Lesbian, Bisexual Women Struggle To Get Care for Mental Health

The health of queer women is at risk, especially for those who seek treatment.

A new study is finding that queer women are struggling to find and receive care for their mental health and dealing with addiction.

According to a study published in BJGP Open Journal, Australian women who were attracted to other women were more likely to not seek professional help when struggling with addiction or mental health. Over 500 women were included in the study and totaling 41.1% of them actually receiving professional help for mental health or addiction issues. The largest demographic represented amongst them were ages 18–25.

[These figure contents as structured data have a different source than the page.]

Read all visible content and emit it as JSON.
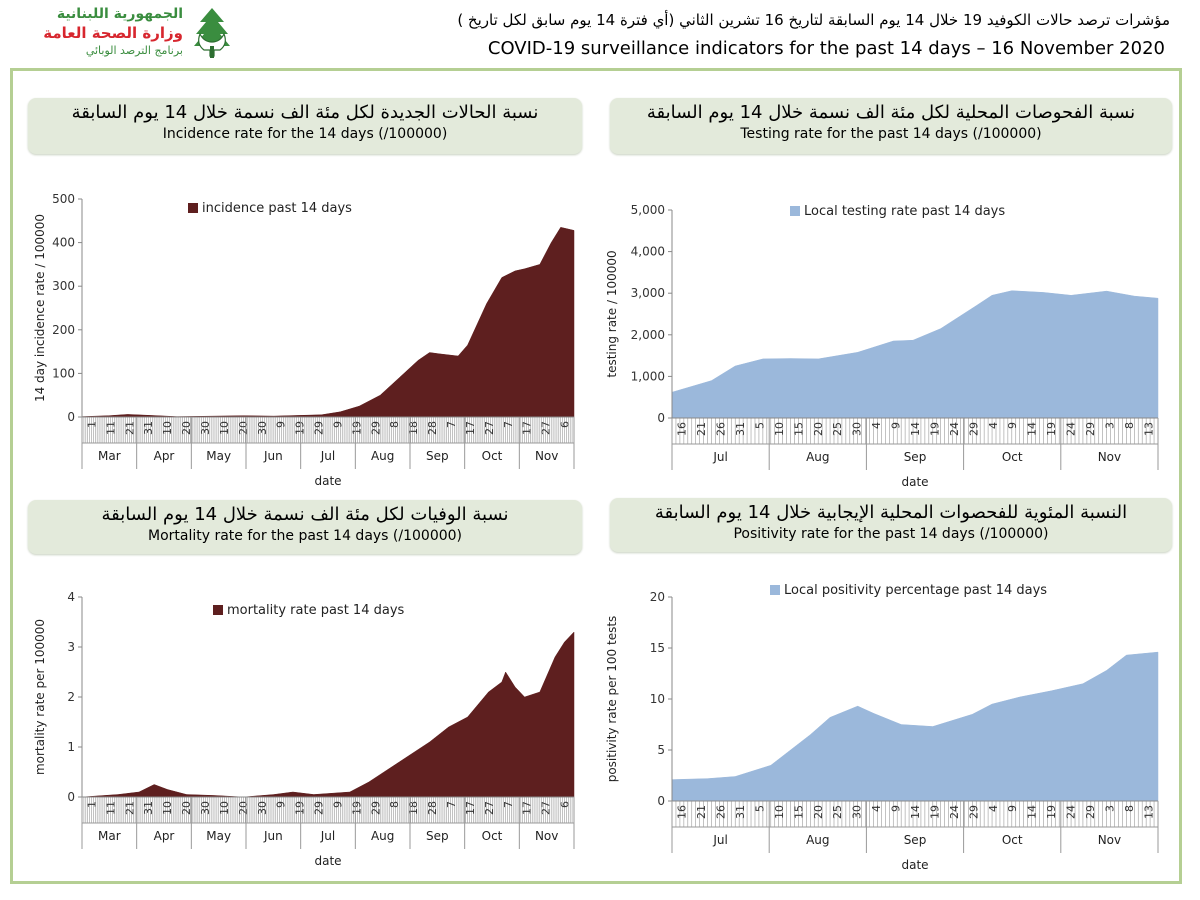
{
  "header": {
    "arabic_title": "مؤشرات ترصد حالات الكوفيد 19 خلال 14 يوم السابقة لتاريخ 16 تشرين الثاني (أي فترة 14 يوم سابق لكل تاريخ )",
    "english_title": "COVID-19 surveillance indicators for the past 14 days – 16 November 2020"
  },
  "logo": {
    "line1": "الجمهورية اللبنانية",
    "line2": "وزارة الصحة العامة",
    "line3": "برنامج الترصد الوبائي",
    "icon": "cedar-hands-icon",
    "colors": {
      "red": "#d7262e",
      "green": "#3a8d3f"
    }
  },
  "panels": {
    "incidence": {
      "title_ar": "نسبة الحالات الجديدة لكل مئة الف نسمة خلال 14 يوم السابقة",
      "title_en": "Incidence rate for the 14 days  (/100000)"
    },
    "testing": {
      "title_ar": "نسبة الفحوصات المحلية لكل مئة الف نسمة خلال 14 يوم السابقة",
      "title_en": "Testing rate for the past 14 days (/100000)"
    },
    "mortality": {
      "title_ar": "نسبة الوفيات لكل مئة الف نسمة خلال 14 يوم السابقة",
      "title_en": "Mortality rate for the past 14 days (/100000)"
    },
    "positivity": {
      "title_ar": "النسبة المئوية للفحصوات المحلية الإيجابية خلال 14 يوم السابقة",
      "title_en": "Positivity rate for the past 14 days (/100000)"
    }
  },
  "chart_data": [
    {
      "id": "incidence",
      "type": "area",
      "xlabel": "date",
      "ylabel": "14 day incidence rate / 100000",
      "ylim": [
        0,
        500
      ],
      "yticks": [
        0,
        100,
        200,
        300,
        400,
        500
      ],
      "legend": "top-left",
      "color": "#5e1f1f",
      "x_start": "2020-03-01",
      "x_end": "2020-11-15",
      "months": [
        "Mar",
        "Apr",
        "May",
        "Jun",
        "Jul",
        "Aug",
        "Sep",
        "Oct",
        "Nov"
      ],
      "tick_labels": [
        "1",
        "11",
        "21",
        "31",
        "10",
        "20",
        "30",
        "10",
        "20",
        "30",
        "9",
        "19",
        "29",
        "9",
        "19",
        "29",
        "8",
        "18",
        "28",
        "7",
        "17",
        "27",
        "7",
        "17",
        "27",
        "6"
      ],
      "series": [
        {
          "name": "incidence past 14 days",
          "points": [
            [
              "2020-03-01",
              1
            ],
            [
              "2020-03-15",
              3
            ],
            [
              "2020-03-25",
              6
            ],
            [
              "2020-04-05",
              4
            ],
            [
              "2020-04-20",
              1
            ],
            [
              "2020-05-10",
              2
            ],
            [
              "2020-05-25",
              3
            ],
            [
              "2020-06-10",
              2
            ],
            [
              "2020-06-25",
              4
            ],
            [
              "2020-07-05",
              5
            ],
            [
              "2020-07-15",
              12
            ],
            [
              "2020-07-25",
              25
            ],
            [
              "2020-08-05",
              50
            ],
            [
              "2020-08-15",
              90
            ],
            [
              "2020-08-25",
              130
            ],
            [
              "2020-08-31",
              148
            ],
            [
              "2020-09-05",
              145
            ],
            [
              "2020-09-15",
              140
            ],
            [
              "2020-09-20",
              165
            ],
            [
              "2020-09-30",
              260
            ],
            [
              "2020-10-08",
              320
            ],
            [
              "2020-10-15",
              335
            ],
            [
              "2020-10-20",
              340
            ],
            [
              "2020-10-28",
              350
            ],
            [
              "2020-11-03",
              400
            ],
            [
              "2020-11-08",
              435
            ],
            [
              "2020-11-13",
              430
            ],
            [
              "2020-11-15",
              428
            ]
          ]
        }
      ]
    },
    {
      "id": "testing",
      "type": "area",
      "xlabel": "date",
      "ylabel": "testing rate / 100000",
      "ylim": [
        0,
        5000
      ],
      "yticks": [
        "0",
        "1,000",
        "2,000",
        "3,000",
        "4,000",
        "5,000"
      ],
      "legend": "top-left",
      "color": "#9bb8db",
      "x_start": "2020-07-16",
      "x_end": "2020-11-16",
      "months": [
        "Jul",
        "Aug",
        "Sep",
        "Oct",
        "Nov"
      ],
      "tick_labels": [
        "16",
        "21",
        "26",
        "31",
        "5",
        "10",
        "15",
        "20",
        "25",
        "30",
        "4",
        "9",
        "14",
        "19",
        "24",
        "29",
        "4",
        "9",
        "14",
        "19",
        "24",
        "29",
        "3",
        "8",
        "13"
      ],
      "series": [
        {
          "name": "Local testing rate past 14 days",
          "points": [
            [
              "2020-07-16",
              620
            ],
            [
              "2020-07-26",
              900
            ],
            [
              "2020-08-01",
              1250
            ],
            [
              "2020-08-08",
              1420
            ],
            [
              "2020-08-15",
              1430
            ],
            [
              "2020-08-22",
              1420
            ],
            [
              "2020-09-01",
              1580
            ],
            [
              "2020-09-10",
              1850
            ],
            [
              "2020-09-15",
              1870
            ],
            [
              "2020-09-22",
              2150
            ],
            [
              "2020-10-01",
              2700
            ],
            [
              "2020-10-05",
              2950
            ],
            [
              "2020-10-10",
              3060
            ],
            [
              "2020-10-18",
              3020
            ],
            [
              "2020-10-25",
              2950
            ],
            [
              "2020-11-03",
              3050
            ],
            [
              "2020-11-10",
              2930
            ],
            [
              "2020-11-16",
              2880
            ]
          ]
        }
      ]
    },
    {
      "id": "mortality",
      "type": "area",
      "xlabel": "date",
      "ylabel": "mortality rate per 100000",
      "ylim": [
        0,
        4
      ],
      "yticks": [
        0,
        1,
        2,
        3,
        4
      ],
      "legend": "top-center",
      "color": "#5e1f1f",
      "x_start": "2020-03-01",
      "x_end": "2020-11-15",
      "months": [
        "Mar",
        "Apr",
        "May",
        "Jun",
        "Jul",
        "Aug",
        "Sep",
        "Oct",
        "Nov"
      ],
      "tick_labels": [
        "1",
        "11",
        "21",
        "31",
        "10",
        "20",
        "30",
        "10",
        "20",
        "30",
        "9",
        "19",
        "29",
        "9",
        "19",
        "29",
        "8",
        "18",
        "28",
        "7",
        "17",
        "27",
        "7",
        "17",
        "27",
        "6"
      ],
      "series": [
        {
          "name": "mortality rate past 14 days",
          "points": [
            [
              "2020-03-01",
              0.0
            ],
            [
              "2020-03-20",
              0.05
            ],
            [
              "2020-03-31",
              0.1
            ],
            [
              "2020-04-08",
              0.25
            ],
            [
              "2020-04-15",
              0.15
            ],
            [
              "2020-04-25",
              0.05
            ],
            [
              "2020-05-10",
              0.03
            ],
            [
              "2020-05-25",
              0.0
            ],
            [
              "2020-06-10",
              0.05
            ],
            [
              "2020-06-20",
              0.1
            ],
            [
              "2020-07-01",
              0.05
            ],
            [
              "2020-07-20",
              0.1
            ],
            [
              "2020-07-30",
              0.3
            ],
            [
              "2020-08-15",
              0.7
            ],
            [
              "2020-08-31",
              1.1
            ],
            [
              "2020-09-10",
              1.4
            ],
            [
              "2020-09-20",
              1.6
            ],
            [
              "2020-10-01",
              2.1
            ],
            [
              "2020-10-08",
              2.3
            ],
            [
              "2020-10-10",
              2.5
            ],
            [
              "2020-10-15",
              2.2
            ],
            [
              "2020-10-20",
              2.0
            ],
            [
              "2020-10-28",
              2.1
            ],
            [
              "2020-11-05",
              2.8
            ],
            [
              "2020-11-10",
              3.1
            ],
            [
              "2020-11-15",
              3.3
            ]
          ]
        }
      ]
    },
    {
      "id": "positivity",
      "type": "area",
      "xlabel": "date",
      "ylabel": "positivity rate per 100 tests",
      "ylim": [
        0,
        20
      ],
      "yticks": [
        0,
        5,
        10,
        15,
        20
      ],
      "legend": "top-left",
      "color": "#9bb8db",
      "x_start": "2020-07-16",
      "x_end": "2020-11-16",
      "months": [
        "Jul",
        "Aug",
        "Sep",
        "Oct",
        "Nov"
      ],
      "tick_labels": [
        "16",
        "21",
        "26",
        "31",
        "5",
        "10",
        "15",
        "20",
        "25",
        "30",
        "4",
        "9",
        "14",
        "19",
        "24",
        "29",
        "4",
        "9",
        "14",
        "19",
        "24",
        "29",
        "3",
        "8",
        "13"
      ],
      "series": [
        {
          "name": "Local positivity percentage past 14 days",
          "points": [
            [
              "2020-07-16",
              2.1
            ],
            [
              "2020-07-25",
              2.2
            ],
            [
              "2020-08-01",
              2.4
            ],
            [
              "2020-08-10",
              3.5
            ],
            [
              "2020-08-20",
              6.5
            ],
            [
              "2020-08-25",
              8.2
            ],
            [
              "2020-09-01",
              9.3
            ],
            [
              "2020-09-05",
              8.6
            ],
            [
              "2020-09-12",
              7.5
            ],
            [
              "2020-09-20",
              7.3
            ],
            [
              "2020-09-30",
              8.5
            ],
            [
              "2020-10-05",
              9.5
            ],
            [
              "2020-10-12",
              10.2
            ],
            [
              "2020-10-20",
              10.8
            ],
            [
              "2020-10-28",
              11.5
            ],
            [
              "2020-11-03",
              12.8
            ],
            [
              "2020-11-08",
              14.3
            ],
            [
              "2020-11-16",
              14.6
            ]
          ]
        }
      ]
    }
  ]
}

An interesting correlation was found between LGBT-inclusive doctors and women who sought treatment. The research determined that women who were out to their doctors and felt a connection to the LGBT community were also more likely to seek treatment. In this case, a doctor's inclusivity and knowledge of LGBT identity and how this affects access to healthcare could mean healthier women overall.

University of Melbourne professor Ruth McNair stated that this was partially caused by a fear of being discriminated against by health professionals: "It’s even more important for people who have suffered some discrimination and that’s one of the underlying reasons for their drug or alcohol use. Same-sex attracted women are consistently less likely than heterosexual women to use alcohol treatment services, despite reporting more problematic drinking."